46 Barb. 16 | N.Y. Sup. Ct. | 1866
In trespass, all who aid or assist are principals. (Bacon’s Abr. title Trespass G.) The defendant, by directing the imprisonment of the plaintiff, was guilty of it, when he told the officer who made the arrest to take the plaintiff back and lock him up, in contemplation of law he did the act which the officer did who followed the direction.

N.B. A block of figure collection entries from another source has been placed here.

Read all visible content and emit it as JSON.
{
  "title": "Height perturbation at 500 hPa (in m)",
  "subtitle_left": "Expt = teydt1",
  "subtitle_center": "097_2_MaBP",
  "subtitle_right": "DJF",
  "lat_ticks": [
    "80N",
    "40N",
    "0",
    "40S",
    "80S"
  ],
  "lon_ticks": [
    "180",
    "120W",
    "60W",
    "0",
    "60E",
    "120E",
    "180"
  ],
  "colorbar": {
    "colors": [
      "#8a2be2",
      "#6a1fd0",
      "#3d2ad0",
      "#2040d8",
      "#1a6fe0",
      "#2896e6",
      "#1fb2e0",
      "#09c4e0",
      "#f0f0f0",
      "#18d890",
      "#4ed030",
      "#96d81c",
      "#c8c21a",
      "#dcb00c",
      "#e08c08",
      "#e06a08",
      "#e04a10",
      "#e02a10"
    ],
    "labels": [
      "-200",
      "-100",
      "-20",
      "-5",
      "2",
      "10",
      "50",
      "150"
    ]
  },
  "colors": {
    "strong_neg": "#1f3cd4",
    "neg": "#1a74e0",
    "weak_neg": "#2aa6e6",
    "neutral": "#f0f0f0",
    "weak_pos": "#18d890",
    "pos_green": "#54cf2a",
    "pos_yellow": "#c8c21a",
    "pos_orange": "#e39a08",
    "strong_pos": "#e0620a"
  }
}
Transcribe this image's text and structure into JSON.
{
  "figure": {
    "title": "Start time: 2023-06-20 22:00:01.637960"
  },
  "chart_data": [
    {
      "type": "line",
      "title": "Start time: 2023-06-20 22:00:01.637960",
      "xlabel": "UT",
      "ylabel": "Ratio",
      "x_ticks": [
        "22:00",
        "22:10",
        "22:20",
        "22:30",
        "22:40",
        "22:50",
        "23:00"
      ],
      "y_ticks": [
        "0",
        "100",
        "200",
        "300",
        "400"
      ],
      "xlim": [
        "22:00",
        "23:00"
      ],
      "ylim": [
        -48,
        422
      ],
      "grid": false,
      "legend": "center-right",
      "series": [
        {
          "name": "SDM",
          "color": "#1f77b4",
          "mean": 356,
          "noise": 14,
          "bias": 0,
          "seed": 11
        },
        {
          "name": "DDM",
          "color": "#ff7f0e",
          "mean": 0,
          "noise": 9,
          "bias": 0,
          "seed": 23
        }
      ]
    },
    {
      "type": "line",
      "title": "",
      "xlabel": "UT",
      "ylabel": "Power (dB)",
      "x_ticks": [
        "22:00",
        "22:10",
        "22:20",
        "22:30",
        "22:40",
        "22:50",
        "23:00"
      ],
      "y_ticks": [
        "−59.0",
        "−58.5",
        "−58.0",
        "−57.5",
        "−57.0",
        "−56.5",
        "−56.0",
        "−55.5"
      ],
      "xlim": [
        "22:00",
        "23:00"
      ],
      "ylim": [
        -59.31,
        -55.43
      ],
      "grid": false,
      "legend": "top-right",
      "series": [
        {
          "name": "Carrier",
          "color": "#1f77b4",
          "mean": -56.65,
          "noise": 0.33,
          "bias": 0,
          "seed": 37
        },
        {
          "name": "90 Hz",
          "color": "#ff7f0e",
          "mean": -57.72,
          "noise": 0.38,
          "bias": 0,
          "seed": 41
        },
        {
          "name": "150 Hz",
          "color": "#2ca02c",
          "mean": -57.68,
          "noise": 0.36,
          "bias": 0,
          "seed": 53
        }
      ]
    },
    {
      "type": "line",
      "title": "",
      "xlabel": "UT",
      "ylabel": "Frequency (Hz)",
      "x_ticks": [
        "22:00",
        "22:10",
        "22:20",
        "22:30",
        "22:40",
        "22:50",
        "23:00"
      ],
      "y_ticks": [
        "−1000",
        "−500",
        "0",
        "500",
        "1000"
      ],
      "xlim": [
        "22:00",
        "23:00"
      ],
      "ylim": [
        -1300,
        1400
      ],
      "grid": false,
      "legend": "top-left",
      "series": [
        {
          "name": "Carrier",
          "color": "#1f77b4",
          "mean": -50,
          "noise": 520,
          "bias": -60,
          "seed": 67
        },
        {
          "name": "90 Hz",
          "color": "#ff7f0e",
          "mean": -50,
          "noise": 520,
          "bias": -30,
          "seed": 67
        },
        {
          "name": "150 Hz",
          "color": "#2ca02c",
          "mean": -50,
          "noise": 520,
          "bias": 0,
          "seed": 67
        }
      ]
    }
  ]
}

He is not permitted to show that the act was not the consequence of the request, which the law adjudges to be part and parcel of the act itself. He can not direct a trespass and after its commission escape upon the ground that the officer violated his duty in obeying the direction. The action is made out, and no justification is pretended for the trespass committed by the defendant’s direction. (Coats v. Darby, 2 N. Y. Rep. 517.) It was the defendant’s duty to direct, the plaintiff to be taken before a magistrate. The law required the officer to do that, and the superintendent is the executive head of the police force, and has the direction and control of it, subject to the rules and regulations of the board of police. He is to see that his force executes the law. When a person is arrested without warrant and the law requires that the person so arrested be “ immediately and without delay ” conveyed before the nearest magistrate, it is the superintendent’s plain duty to govern his force accordingly, and not to direct the imprison^ ment of the person, arbitrarily and without process of law, for the space of eight days. The knowledge that this imprb sonment continued for this length of time did aggravate the defendant’s offense, and upon that point the charge was right.
The judgment should be affirmed, with costs.